Peter Klimek: Kontaktreduktion unter Geimpften bringt wenig
Österreich steht "am Anfangspunkt" einer saisonalen Welle, die "früher anrollt, als im letzten Jahr", sagte der Komplexitätsforscher Peter Klimek zur APA. Um der zu erwartenden "Pandemie unter den Nicht-Geimpften" entgegenzuwirken, brauche es möglichst bald klar ersichtliche Daten zu Covid-19-Infektionszahlen unter Geimpften und Nicht-Geimpften. Klar sei, Kontaktreduktionen in ersterer Gruppe bringen epidemiologisch deutlich weniger.
Das Bild sei momentan ähnlich wie im vergangenen Sommer - mit einer im Tempo variierenden Beschleunigung, die auch noch stark von Einzelereignissen getrieben ist. Allerdings zeige sich nun, dass die Belastung des Gesundheitssystems schon auf einem höheren Level ist, als zum selben Zeitpunkt im vergangenen Jahr.
Insgesamt gelte weiter, dass man mit der aktuellen Durchimpfungsrate und ohne Eindämmungsmaßnahmen alleine nicht durchkommen werde: "Davon ist auszugehen", gab sich Klimek überzeugt. Würde man jetzt aber Geimpfte, "die vermutlich nur ein Fünftel bis ein Zehntel zum epidemiologischen Risiko beitragen", mit Maßnahmen belegen, bringe das dementsprechend wenig.
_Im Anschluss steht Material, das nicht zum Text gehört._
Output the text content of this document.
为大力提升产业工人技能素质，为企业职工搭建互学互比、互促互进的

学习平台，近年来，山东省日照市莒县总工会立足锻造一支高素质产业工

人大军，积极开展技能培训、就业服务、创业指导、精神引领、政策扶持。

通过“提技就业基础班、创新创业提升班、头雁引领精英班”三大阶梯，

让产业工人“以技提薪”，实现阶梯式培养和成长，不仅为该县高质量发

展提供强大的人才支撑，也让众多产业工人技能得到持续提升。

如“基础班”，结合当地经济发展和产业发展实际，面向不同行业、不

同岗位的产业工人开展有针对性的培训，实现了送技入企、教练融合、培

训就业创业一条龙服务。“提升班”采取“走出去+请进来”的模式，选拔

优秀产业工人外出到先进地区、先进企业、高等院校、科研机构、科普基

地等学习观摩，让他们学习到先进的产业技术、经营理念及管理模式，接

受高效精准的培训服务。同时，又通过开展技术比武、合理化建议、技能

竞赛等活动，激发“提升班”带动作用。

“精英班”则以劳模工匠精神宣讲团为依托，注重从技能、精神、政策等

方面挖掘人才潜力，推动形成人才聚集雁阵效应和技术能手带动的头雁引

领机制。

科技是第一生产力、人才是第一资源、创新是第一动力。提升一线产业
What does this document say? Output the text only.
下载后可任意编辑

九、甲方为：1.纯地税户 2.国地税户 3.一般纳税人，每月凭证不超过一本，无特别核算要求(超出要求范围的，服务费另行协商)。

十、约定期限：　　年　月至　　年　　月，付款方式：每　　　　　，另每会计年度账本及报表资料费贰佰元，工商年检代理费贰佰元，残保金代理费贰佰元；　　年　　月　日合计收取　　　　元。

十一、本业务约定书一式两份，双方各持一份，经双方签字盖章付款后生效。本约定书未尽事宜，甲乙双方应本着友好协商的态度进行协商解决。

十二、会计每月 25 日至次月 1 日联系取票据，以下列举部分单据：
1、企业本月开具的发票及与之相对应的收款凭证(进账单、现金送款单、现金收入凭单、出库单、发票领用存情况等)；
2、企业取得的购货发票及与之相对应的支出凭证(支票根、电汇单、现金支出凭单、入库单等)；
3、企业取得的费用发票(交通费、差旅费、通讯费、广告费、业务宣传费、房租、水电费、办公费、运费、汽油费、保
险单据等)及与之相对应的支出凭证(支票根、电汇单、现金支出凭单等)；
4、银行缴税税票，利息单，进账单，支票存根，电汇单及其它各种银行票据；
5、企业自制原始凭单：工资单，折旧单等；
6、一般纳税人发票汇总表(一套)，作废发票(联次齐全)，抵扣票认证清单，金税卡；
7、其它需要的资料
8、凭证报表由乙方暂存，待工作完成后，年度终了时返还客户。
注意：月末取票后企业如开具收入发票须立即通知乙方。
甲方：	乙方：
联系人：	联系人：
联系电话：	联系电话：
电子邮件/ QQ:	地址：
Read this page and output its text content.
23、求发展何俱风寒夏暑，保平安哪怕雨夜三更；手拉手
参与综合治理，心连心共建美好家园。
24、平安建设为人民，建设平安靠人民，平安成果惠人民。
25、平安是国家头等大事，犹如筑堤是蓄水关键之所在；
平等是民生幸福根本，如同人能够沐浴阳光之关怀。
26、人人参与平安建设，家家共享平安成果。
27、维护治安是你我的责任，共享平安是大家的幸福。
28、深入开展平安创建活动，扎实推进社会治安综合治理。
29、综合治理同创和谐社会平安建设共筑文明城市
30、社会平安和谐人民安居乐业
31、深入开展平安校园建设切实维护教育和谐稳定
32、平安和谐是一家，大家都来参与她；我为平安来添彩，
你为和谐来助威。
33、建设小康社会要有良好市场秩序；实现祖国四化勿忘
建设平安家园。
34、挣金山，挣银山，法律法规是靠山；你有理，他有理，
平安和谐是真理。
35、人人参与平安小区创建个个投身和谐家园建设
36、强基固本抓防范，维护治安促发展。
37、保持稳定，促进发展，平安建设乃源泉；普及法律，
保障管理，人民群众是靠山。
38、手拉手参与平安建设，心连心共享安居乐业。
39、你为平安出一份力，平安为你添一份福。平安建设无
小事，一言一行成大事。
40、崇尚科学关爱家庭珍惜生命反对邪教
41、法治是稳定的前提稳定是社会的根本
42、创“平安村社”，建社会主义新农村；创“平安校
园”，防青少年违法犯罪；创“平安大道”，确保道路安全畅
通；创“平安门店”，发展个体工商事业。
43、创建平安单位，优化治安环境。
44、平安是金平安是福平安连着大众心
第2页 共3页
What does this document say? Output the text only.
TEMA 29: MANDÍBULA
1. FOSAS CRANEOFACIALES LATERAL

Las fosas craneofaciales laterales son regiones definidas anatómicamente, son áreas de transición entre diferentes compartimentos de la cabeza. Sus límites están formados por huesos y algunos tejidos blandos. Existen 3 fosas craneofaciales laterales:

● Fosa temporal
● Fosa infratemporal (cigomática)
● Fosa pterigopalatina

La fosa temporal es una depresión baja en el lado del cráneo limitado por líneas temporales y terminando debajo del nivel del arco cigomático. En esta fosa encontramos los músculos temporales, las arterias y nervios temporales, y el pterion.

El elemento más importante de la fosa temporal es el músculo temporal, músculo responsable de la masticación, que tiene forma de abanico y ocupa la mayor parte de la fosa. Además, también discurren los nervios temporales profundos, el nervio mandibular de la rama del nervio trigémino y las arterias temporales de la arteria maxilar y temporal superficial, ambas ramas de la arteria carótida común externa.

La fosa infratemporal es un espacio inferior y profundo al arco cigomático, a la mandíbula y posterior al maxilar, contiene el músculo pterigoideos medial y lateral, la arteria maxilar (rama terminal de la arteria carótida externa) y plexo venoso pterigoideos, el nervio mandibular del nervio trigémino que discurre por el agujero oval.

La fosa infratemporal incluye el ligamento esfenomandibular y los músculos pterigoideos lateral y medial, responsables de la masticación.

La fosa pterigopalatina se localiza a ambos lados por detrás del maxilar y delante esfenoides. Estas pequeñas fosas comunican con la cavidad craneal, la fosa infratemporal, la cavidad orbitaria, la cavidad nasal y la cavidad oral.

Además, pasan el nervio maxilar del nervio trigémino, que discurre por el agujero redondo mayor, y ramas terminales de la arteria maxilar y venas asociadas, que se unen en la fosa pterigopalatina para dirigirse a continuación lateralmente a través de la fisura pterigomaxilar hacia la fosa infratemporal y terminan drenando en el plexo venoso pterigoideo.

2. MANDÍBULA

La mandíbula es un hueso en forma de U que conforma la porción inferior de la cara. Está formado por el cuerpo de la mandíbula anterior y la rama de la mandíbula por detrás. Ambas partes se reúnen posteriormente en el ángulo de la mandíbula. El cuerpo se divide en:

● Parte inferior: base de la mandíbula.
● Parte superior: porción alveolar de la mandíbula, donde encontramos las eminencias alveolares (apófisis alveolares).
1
Vor diesem Hintergrund seien Kontaktreduktionen für Geimpfte natürlich ungleich schwerer zu argumentieren.
Reichen "softe" Maßnahmen aus?
Wolle man aber innerhalb der vorhandenen Intensivkapazitäten bleiben und eine Überlastung des Gesundheitssystems vermeiden, "werden wir die Kurve abflachen müssen". Die große Frage in Richtung Winter sei, ob sich die Situation mit "nicht sehr einschneidenden Maßnahmen, wie Masketragen, Abstandhalten etc." kontrollieren lässt. Wie hier die politischen Weichen gestellt werden, werde spannend. Trotz allem erwartet der Wissenschafter vom Complexity Science Hub Vienna (CSH) und der Medizinischen Universität Wien nicht, dass die Situation so herausfordernd wird, wie im vergangenen Herbst und Winter.
Ein Blick auf die Inzidenzzahlen mache weiter Sinn, auch wenn sich durch die vor allem vor einem schweren Verlauf sehr gut schützenden Impfungen manche Vorzeichen geändert haben. Denn rein epidemiologisch betrachtet hat man es mittlerweile mit "zwei verschiedenen Bevölkerungsgruppen zu tun". Die Gruppe der Vollimmunisierten mache hier natürlich weniger Sorgen. Viel genauer müsse man betrachten, wie es um die Fallzahlen unter den Ungeimpften in Abhängigkeit vom Alter bestellt ist, "um die Inzidenzzahlen besser lesbar zu machen", so Klimek.
Kommt jetzt nicht noch ein größerer Sprung nach oben bei der Durchimpfungsrate, werden die ungünstigen Effekte der kühleren Jahreszeit stärker zum Tragen kommen. "Wir müssen sehen, dass wir selbst jetzt bei den günstigsten saisonalen Bedingungen, nicht den Deckel auf das Fallwachstum draufhalten können", sagte der Forscher, der mit Kollegen in einer aktuellen Studie u.a. den Einfluss des Wetters und anderer Maßnahmen auf das Infektionsgeschehen in Österreich analysiert hat.
Blick in die USA zeigt: Es wird eng
Sehe man jetzt in die USA, gehe es dort vielfach schon wieder eng zu, was die Spitalskapazitäten betrifft. "Das sind plausible Szenarien, wenn - großes Wenn - man das komplett unkontrolliert laufen lässt." Es brauche daher eine echte Debatte darüber, was man in der Pandemiebekämpfung noch erreichen möchte.
Klimek: "Durch den Impffortschritt würden schon wesentlich mildere Kontaktreduktionsmaßnahmen ausreichen." An ein Comeback von Lockdowns glaubt der Wissenschafter weiter nicht. Egal welche politischen Entscheidungen getroffen werden, vorbereiten sollte man diese jetzt in Ruhe. Dazu gehören laut Klimek vor allem belastbare Daten zu den Inzidenzen unter Geimpften und Nicht-Geimpften. Dann werde man sehen, wie erhöht die Fallzahlen im Vergleich sind, was die Diskussion über Maßnahmen für welche Bevölkerungsgruppen auf eine andere Basis stellen würde. Man brauche diesen "Kompass, um durch die vierte Welle zu kommen."